CB A.J. Terrell: Duh. The second-year player has lived up to his first-round billing. He's one of the best cover corners in the NFL and was avoided by many teams in the passing game. There's also plenty of room for growth and Terrell's approach is hardly that of a player who thinks he's arrived.

LB Foye Oluokun: It was a contract year, and he earned the bread that's coming his way. The NFL's leading tackler has been the type of aggressive player that clearly enjoys every second he’s on the field.

DT Grady Jarrett: The incoming staff didn't know what they'd get from Jarrett with the scheme change to a 3-4 front. He delivered big-time and is the guy Atlanta wants to build its front around.

Rookie DLs Ade Ogundeji and Ta'Quon Graham: Both progressed and made plays that have left the staff with high hopes.


QB Matt Ryan: He might not reach 4,000 passing yards for the first time since 2010, but he enters Week 18 with the fewest attempts he's had since his second year and has taken a pounding this season. His leadership through this transition with the least explosive skill players he's had showed coaches he's The Guy entering 2022. He also has a dead-money cap charge of more than $40 million if they cut or trade him. So, there's that.

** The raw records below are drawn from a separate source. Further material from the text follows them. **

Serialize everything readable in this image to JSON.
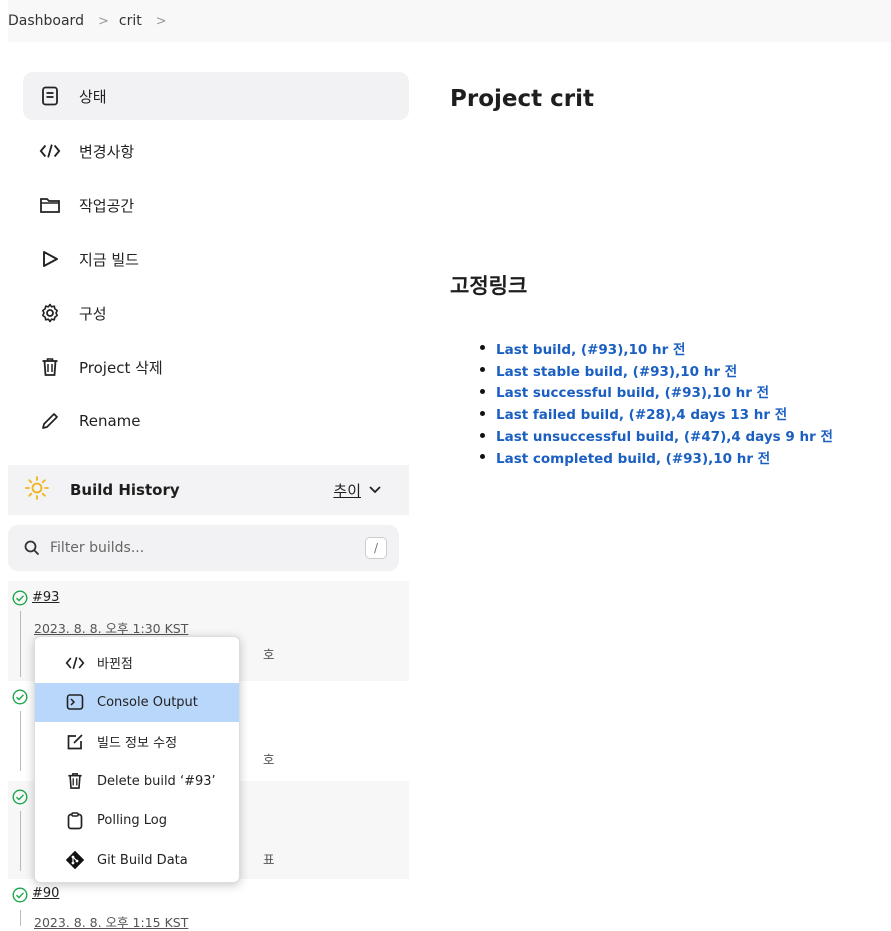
{
  "breadcrumb": {
    "items": [
      "Dashboard",
      "crit"
    ]
  },
  "sidebar": {
    "items": [
      {
        "label": "상태",
        "icon": "document-icon",
        "active": true
      },
      {
        "label": "변경사항",
        "icon": "code-icon"
      },
      {
        "label": "작업공간",
        "icon": "folder-icon"
      },
      {
        "label": "지금 빌드",
        "icon": "play-icon"
      },
      {
        "label": "구성",
        "icon": "gear-icon"
      },
      {
        "label": "Project 삭제",
        "icon": "trash-icon"
      },
      {
        "label": "Rename",
        "icon": "pencil-icon"
      }
    ]
  },
  "build_history": {
    "title": "Build History",
    "trend_label": "추이",
    "filter_placeholder": "Filter builds...",
    "filter_shortcut": "/",
    "builds": [
      {
        "number": "#93",
        "date": "2023. 8. 8. 오후 1:30 KST",
        "hint": "호"
      },
      {
        "hint": "호"
      },
      {
        "hint": "표"
      },
      {
        "number": "#90",
        "date": "2023. 8. 8. 오후 1:15 KST"
      }
    ]
  },
  "context_menu": {
    "items": [
      {
        "label": "바뀐점",
        "icon": "code-icon"
      },
      {
        "label": "Console Output",
        "icon": "terminal-icon",
        "highlighted": true
      },
      {
        "label": "빌드 정보 수정",
        "icon": "edit-icon"
      },
      {
        "label": "Delete build ‘#93’",
        "icon": "trash-icon"
      },
      {
        "label": "Polling Log",
        "icon": "clipboard-icon"
      },
      {
        "label": "Git Build Data",
        "icon": "git-icon"
      }
    ]
  },
  "main": {
    "title": "Project crit",
    "permalinks_title": "고정링크",
    "permalinks": [
      "Last build, (#93),10 hr 전",
      "Last stable build, (#93),10 hr 전",
      "Last successful build, (#93),10 hr 전",
      "Last failed build, (#28),4 days 13 hr 전",
      "Last unsuccessful build, (#47),4 days 9 hr 전",
      "Last completed build, (#93),10 hr 전"
    ]
  },
  "colors": {
    "link": "#1a5fc1",
    "success": "#1ea64b",
    "highlight": "#b8d7fb",
    "sun": "#f2b21b"
  }
}
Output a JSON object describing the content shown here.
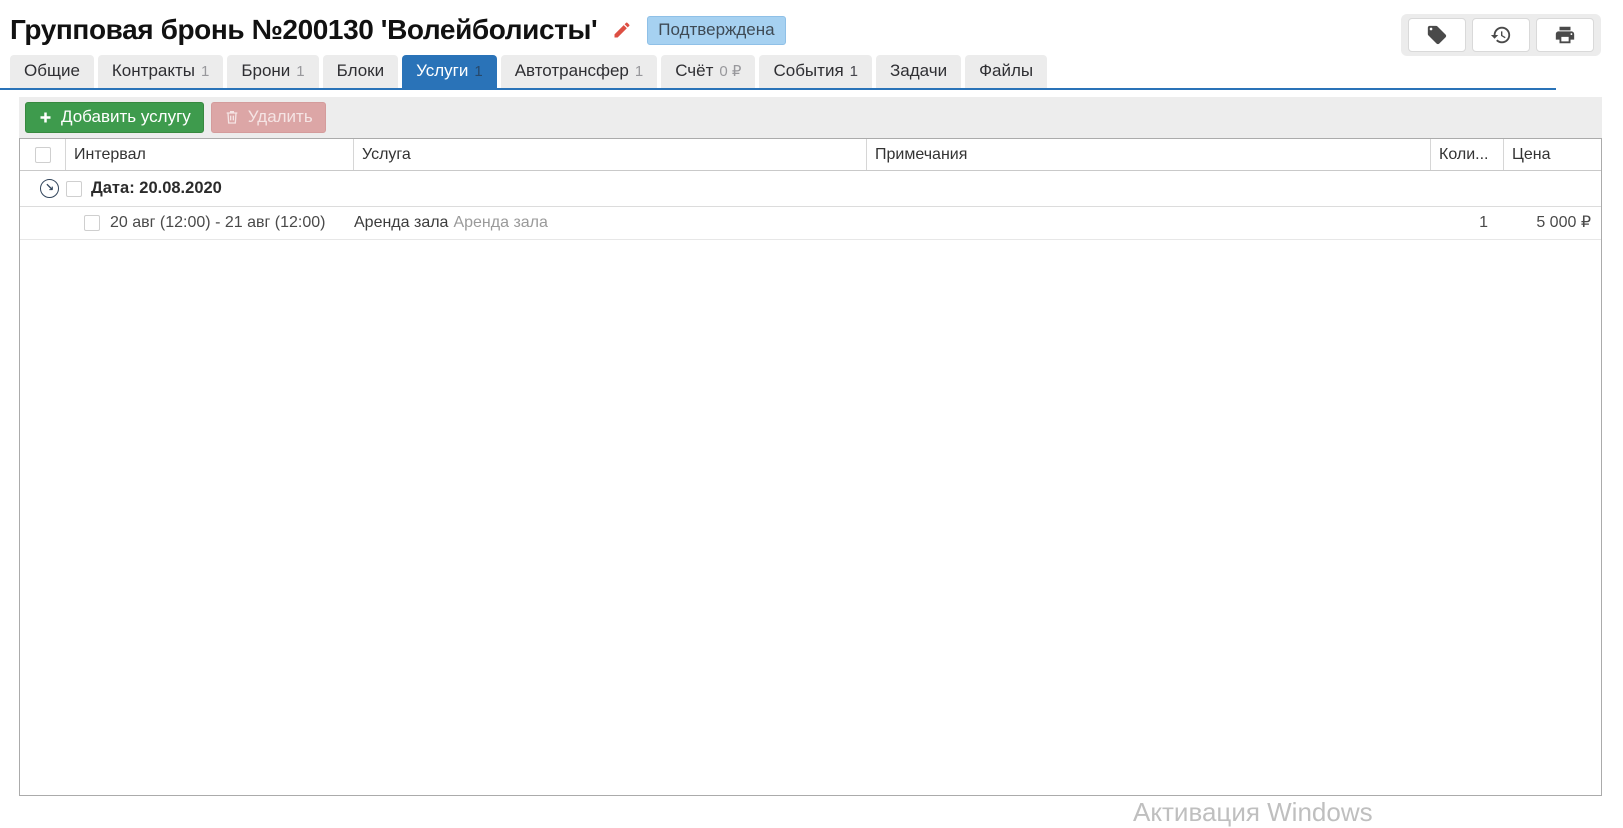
{
  "header": {
    "title": "Групповая бронь №200130 'Волейболисты'",
    "status": "Подтверждена"
  },
  "tabs": [
    {
      "label": "Общие",
      "badge": ""
    },
    {
      "label": "Контракты",
      "badge": "1"
    },
    {
      "label": "Брони",
      "badge": "1"
    },
    {
      "label": "Блоки",
      "badge": ""
    },
    {
      "label": "Услуги",
      "badge": "1",
      "active": true
    },
    {
      "label": "Автотрансфер",
      "badge": "1"
    },
    {
      "label": "Счёт",
      "badge": "0 ₽"
    },
    {
      "label": "События",
      "badge": "1"
    },
    {
      "label": "Задачи",
      "badge": ""
    },
    {
      "label": "Файлы",
      "badge": ""
    }
  ],
  "toolbar": {
    "add_label": "Добавить услугу",
    "delete_label": "Удалить"
  },
  "table": {
    "headers": {
      "interval": "Интервал",
      "service": "Услуга",
      "notes": "Примечания",
      "qty": "Коли...",
      "price": "Цена"
    },
    "group_label": "Дата: 20.08.2020",
    "rows": [
      {
        "interval": "20 авг (12:00) - 21 авг (12:00)",
        "service": "Аренда зала",
        "service_extra": "Аренда зала",
        "notes": "",
        "qty": "1",
        "price": "5 000 ₽"
      }
    ]
  },
  "watermark": "Активация Windows",
  "colors": {
    "accent_blue": "#2a73b8",
    "status_badge_bg": "#a6d1f1",
    "add_button_green": "#3e9b4d",
    "delete_button_pink": "#dca6a6",
    "edit_pencil_red": "#dd4f43"
  }
}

TE Kyle Pitts: The No. 4 overall pick turned out to be the Real Deal. His 66 catches for 1,018 yards set some franchise records. He has just one TD, though. With more help at the skill positions, that TD output should jump radically over the next two seasons.

WRs Russell Gage and Olamide Zacchaeus: They 85 catches, 1,003, six touchdowns combined. Neither is the lead dog, but they showed the type of growth and production in a lot of areas that are viewed well.

The offensive line and running backs are areas that will be addressed next week, but we can't forget to mention Mr. Do Everything Cordarelle Patterson.

The 30-year-old was the backbone of the offense in the rushing and receiving games and literally was THE explosive threat. Patterson is on a one-year deal, though. It would be hard for the Falcons, with so many other needs, to commit a big deal to him.

How many other teams would be willing him to offer him a big deal? That's the big question. The Falcons want Patterson back because he is a huge part of what they do offensively and to the culture in the building. This is a big "we'll see."

There clearly are other players that the Falcons like and believe will get better. Same with certain position groups.

Here comes the warning sticker. For as long as I have covered this league -- almost 20 years -- a lot of teams thought they had building blocks in place to take the next step. It doesn't always happen for a variety of reasons (See this year's Dolphins, Browns, Washington Football Team).

So, nothing that we've seen out of these Falcons guarantees anything for 2022.

That could turn out being a good thing.